SEBI Issues Proposal for Comprehensive Cyber-Security and Cyber-Resilience Framework

SEBI Issues Proposal for Comprehensive Cyber-Security and Cyber-Resilience Framework

The Securities and Exchange Board of India (SEBI) has issued a consultation paper on ‘Consolidated Cybersecurity and Cyber Resilience Framework (CSCRF) for SEBI Regulated Entities (REs).’

The market regulator has released a consultation paper to improve the cybersecurity and cyber resilience of market intermediaries, market infrastructure institutions, and other regulated entities.
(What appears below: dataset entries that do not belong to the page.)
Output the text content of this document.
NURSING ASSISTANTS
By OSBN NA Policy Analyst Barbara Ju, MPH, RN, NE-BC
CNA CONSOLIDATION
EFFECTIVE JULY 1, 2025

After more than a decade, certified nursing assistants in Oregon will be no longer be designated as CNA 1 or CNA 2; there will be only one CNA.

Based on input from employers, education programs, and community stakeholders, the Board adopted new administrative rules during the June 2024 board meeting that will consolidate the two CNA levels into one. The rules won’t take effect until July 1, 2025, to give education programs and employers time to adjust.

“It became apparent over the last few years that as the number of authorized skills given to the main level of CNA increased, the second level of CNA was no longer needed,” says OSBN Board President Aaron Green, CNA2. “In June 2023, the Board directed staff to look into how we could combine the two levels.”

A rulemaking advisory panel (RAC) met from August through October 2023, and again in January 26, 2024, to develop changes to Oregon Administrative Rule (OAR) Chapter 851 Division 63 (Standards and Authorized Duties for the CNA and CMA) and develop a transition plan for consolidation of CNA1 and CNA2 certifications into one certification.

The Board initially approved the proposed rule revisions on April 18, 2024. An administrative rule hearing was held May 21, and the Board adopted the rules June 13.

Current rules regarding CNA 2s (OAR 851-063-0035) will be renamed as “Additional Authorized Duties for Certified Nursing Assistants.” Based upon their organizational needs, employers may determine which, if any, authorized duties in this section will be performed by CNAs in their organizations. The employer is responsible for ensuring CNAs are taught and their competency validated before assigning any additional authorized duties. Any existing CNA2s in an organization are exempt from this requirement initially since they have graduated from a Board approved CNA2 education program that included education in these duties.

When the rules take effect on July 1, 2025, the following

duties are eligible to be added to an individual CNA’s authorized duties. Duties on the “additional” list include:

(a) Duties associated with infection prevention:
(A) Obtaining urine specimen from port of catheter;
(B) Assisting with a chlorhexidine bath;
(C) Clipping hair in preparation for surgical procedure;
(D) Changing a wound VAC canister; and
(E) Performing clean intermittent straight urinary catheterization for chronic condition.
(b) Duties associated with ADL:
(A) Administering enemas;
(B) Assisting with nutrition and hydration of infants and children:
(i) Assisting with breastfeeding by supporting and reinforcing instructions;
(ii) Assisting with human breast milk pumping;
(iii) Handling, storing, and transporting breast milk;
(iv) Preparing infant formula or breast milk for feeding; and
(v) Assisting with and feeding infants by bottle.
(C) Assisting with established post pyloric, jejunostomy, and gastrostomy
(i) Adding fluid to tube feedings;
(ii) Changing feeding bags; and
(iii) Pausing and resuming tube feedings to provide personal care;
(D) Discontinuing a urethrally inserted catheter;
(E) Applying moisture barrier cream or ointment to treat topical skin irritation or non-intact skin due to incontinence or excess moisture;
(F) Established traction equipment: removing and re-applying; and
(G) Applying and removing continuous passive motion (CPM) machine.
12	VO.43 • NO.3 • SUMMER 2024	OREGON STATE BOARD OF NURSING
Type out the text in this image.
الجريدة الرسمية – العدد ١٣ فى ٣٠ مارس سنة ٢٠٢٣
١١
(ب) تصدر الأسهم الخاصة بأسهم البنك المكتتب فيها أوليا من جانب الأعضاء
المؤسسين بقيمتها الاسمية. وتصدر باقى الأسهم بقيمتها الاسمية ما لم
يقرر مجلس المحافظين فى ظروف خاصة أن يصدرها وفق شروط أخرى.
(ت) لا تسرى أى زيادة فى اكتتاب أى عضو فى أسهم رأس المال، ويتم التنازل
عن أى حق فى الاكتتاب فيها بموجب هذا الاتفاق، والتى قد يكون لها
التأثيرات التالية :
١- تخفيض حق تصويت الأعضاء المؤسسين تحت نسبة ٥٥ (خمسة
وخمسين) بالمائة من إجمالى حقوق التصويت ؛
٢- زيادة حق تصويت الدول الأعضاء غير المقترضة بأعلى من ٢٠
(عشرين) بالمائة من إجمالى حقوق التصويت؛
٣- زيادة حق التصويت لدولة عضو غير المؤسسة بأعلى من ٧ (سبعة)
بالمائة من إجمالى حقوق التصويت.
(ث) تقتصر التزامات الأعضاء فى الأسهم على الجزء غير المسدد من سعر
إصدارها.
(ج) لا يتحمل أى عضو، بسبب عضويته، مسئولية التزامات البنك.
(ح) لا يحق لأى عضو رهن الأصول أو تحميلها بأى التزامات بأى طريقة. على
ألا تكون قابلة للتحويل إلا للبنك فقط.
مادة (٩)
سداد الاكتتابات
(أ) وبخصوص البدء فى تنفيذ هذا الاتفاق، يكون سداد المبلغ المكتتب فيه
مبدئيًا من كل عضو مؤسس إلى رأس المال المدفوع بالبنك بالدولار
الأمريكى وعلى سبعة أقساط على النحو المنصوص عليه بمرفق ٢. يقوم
The paper outlines a consolidated cybersecurity and cyber resilience framework (CSCRF) which will seek to address five functions—identify, protect, detect, respond and recover. Ensuring the cyber-resilience and compliance of third-party vendors will fall under the identify function.

Under the proposed framework, a graded approach will be followed, however, some guidelines will be applicable to all REs, some to select REs and some to market infrastructure institutions (MIIs).

Under the Identify function, the REs will also need to identify critical systems, formulate a comprehensive cybersecurity and cyber resilience policy and do scenario-based testing for assessing risk, among other things.

Under the Protect function, REs will be required to implement network segmentation techniques to restrict access to sensitive information, hosts, and services; conduct a periodic audit by a CERT-In empanelled auditor to audit the implementation and compliance to standards mentioned in this new framework; and do vulnerability assessment and penetration testing (VAPT) to test the IT environment, among other things.

Moreover, the Detect function, REs must establish security mechanisms through Security Operation Centre (SOC) for continuous monitoring of security events and timely detection of anomalous activities and MIIs will need to include red-teaming exercises, among other things. Red teaming involves simulating a cyber-attack to assess an entity’s security framework.

Under the Respond function, all REs will be required to have a Cyber Crisis Management Plan (CCMP) and investigate alerts from detection systems for root-cause analysis, among other things.

Lastly under the Recover function, REs must be equipped with well-documented response and recovery plan for cyber incidents and need to inform of actions taken during the recovery process to all related stakeholders, among other things.